American-Muslim converts need to remember that just because we have chosen to join a religion of our own free will, that doesn’t mean we give up our social or cultural identities. We don’t change our souls. We are good as we are, as we came on the day we took our shahada. I have no knowledge of what it means to be Saudi, to be Jordanian, to well up with tears when the Turkish national anthem is played. My Arabic is tinged with a Boston accent, I root for the Red Sox, and my favorite junk food will always be nachos, not kabsah. Is my tajweed any less pure with a tattoo on my ankle? When I protest against ISIS and extremism, is my sign in English taken less seriously than the ones written in Arabic?

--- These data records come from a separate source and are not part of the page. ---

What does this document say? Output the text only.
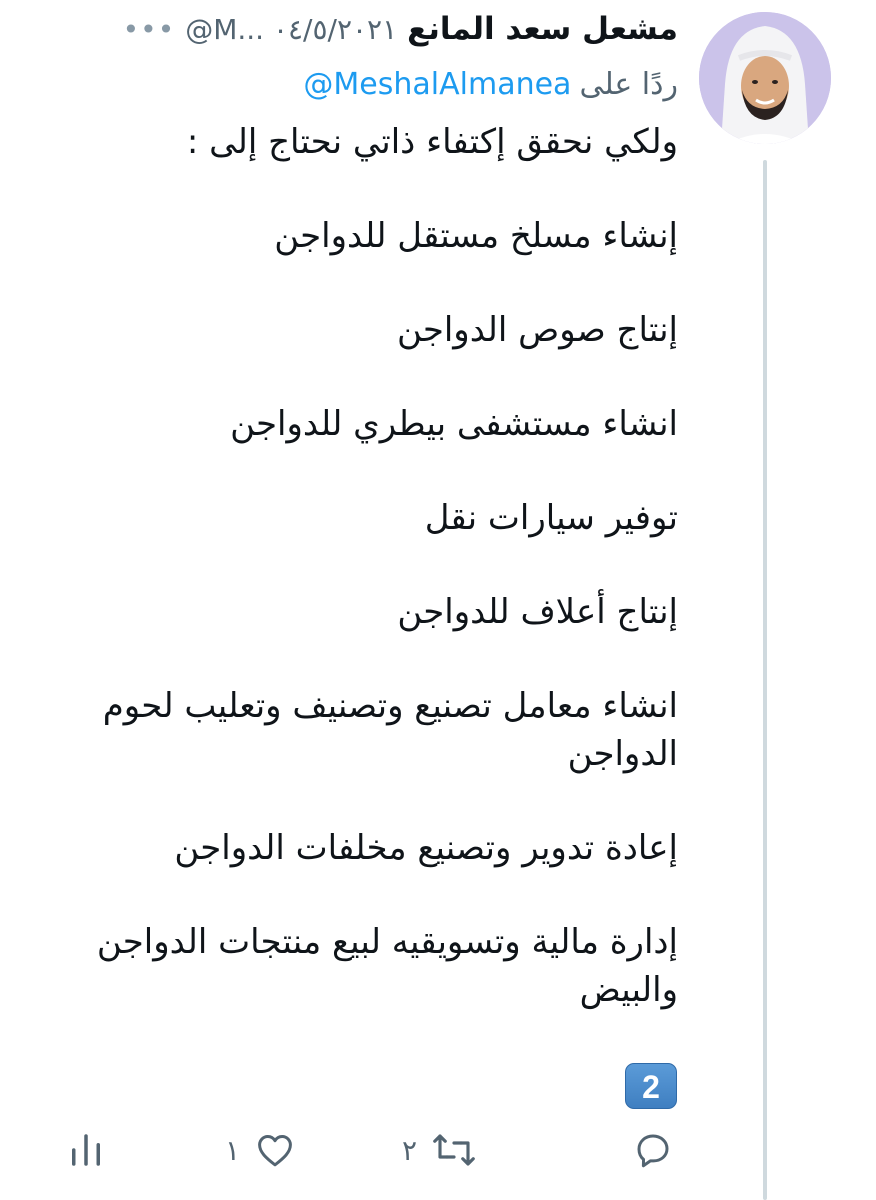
مشعل سعد المانع
@M... ٠٤/٥/٢٠٢١
•••
ردًا على
@MeshalAlmanea

ولكي نحقق إكتفاء ذاتي نحتاج إلى :

إنشاء مسلخ مستقل للدواجن

إنتاج صوص الدواجن

انشاء مستشفى بيطري للدواجن

توفير سيارات نقل

إنتاج أعلاف للدواجن

انشاء معامل تصنيع وتصنيف وتعليب لحوم الدواجن

إعادة تدوير وتصنيع مخلفات الدواجن

إدارة مالية وتسويقيه لبيع منتجات الدواجن والبيض

2
٢
١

America is a melting pot of languages and religions; where I pledged allegiance to a red, white and blue flag and the first Arab I ever saw was on World News Tonight with Peter Jennings. Each person’s journey as a Muslim and navigating Islam is different. Our doubts, our fears, our clumsy mistakes and small triumphs. I went skydiving for the first time this year. Although I dressed for the jump in jeans and a long-sleeved top, I kept my hair loose because I didn’t want a hijab to get tangled in the straps or harness. One of my Muslim guy friends jumped into the silent sky right next to me, and when we landed we prayed Asr together on the airstrip, both thankful we had safely made the journey back down to Earth together. I don’t believe Allah saw anything that happened that day as haram.

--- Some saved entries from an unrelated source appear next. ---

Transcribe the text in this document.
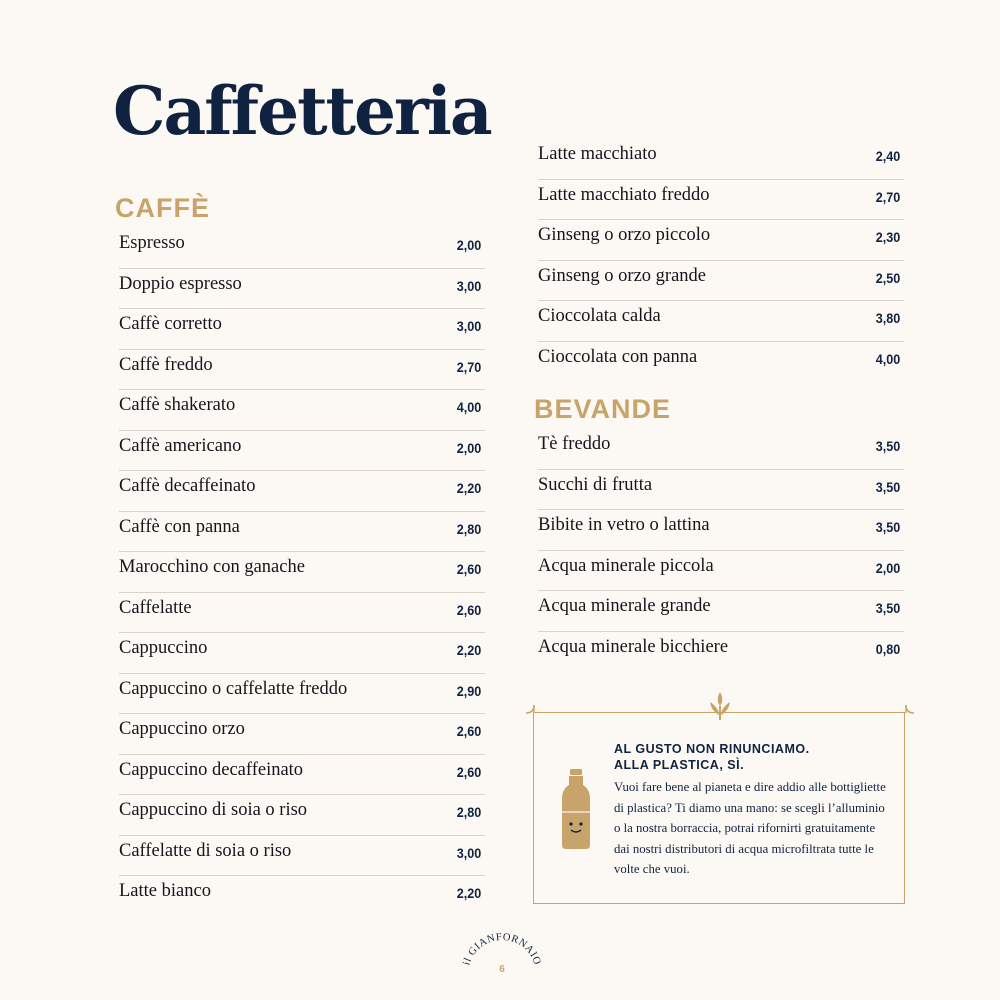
Caffetteria
CAFFÈ
Espresso	2,00
Doppio espresso	3,00
Caffè corretto	3,00
Caffè freddo	2,70
Caffè shakerato	4,00
Caffè americano	2,00
Caffè decaffeinato	2,20
Caffè con panna	2,80
Marocchino con ganache	2,60
Caffelatte	2,60
Cappuccino	2,20
Cappuccino o caffelatte freddo	2,90
Cappuccino orzo	2,60
Cappuccino decaffeinato	2,60
Cappuccino di soia o riso	2,80
Caffelatte di soia o riso	3,00
Latte bianco	2,20
Latte macchiato	2,40
Latte macchiato freddo	2,70
Ginseng o orzo piccolo	2,30
Ginseng o orzo grande	2,50
Cioccolata calda	3,80
Cioccolata con panna	4,00
BEVANDE
Tè freddo	3,50
Succhi di frutta	3,50
Bibite in vetro o lattina	3,50
Acqua minerale piccola	2,00
Acqua minerale grande	3,50
Acqua minerale bicchiere	0,80
AL GUSTO NON RINUNCIAMO.
ALLA PLASTICA, SÌ.
Vuoi fare bene al pianeta e dire addio alle bottigliette di plastica? Ti diamo una mano: se scegli l’alluminio o la nostra borraccia, potrai rifornirti gratuitamente dai nostri distributori di acqua microfiltrata tutte le volte che vuoi.
il GIANFORNAIO
6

There isn’t one perfect answer for the newspapers, the TV reporters, or even my family that look just like me and my foreign Muslim friends that look like my complete opposites. I don’t represent American-Muslims because simply put, I don’t believe there is one “right” or “correct” way to be a Muslim, American or otherwise. We must admit we are human, and every day we do the best we can to be a little bit better than we were the day before; whether we kneel or place our foreheads on the ground, in the silence of prayer, in the pulsing bass of our Ipods at the gym. I have no magical answers for what is right, other than we all must keep trying, keep running, keep reminding ourselves there is a plan for everything and we should make every attempt to understand one another.
In 1952, African-American writer Ralph Ellison published his novel Invisible Man, in which he spoke about his personal struggles as a black American in the changing times of the United States. Although I do not consider myself invisible, it took me a long time to understand how much of Islam is personal; how no one can or should take away your individual identity in a religion. We are who we are, Muslim or not. It is simply up to us whether we choose to be the best version of that person. Like Ellison said “It took me a long time and much painful boomeranging of my expectations to achieve a realization everyone else appears to have been born with…that I am nobody but myself.”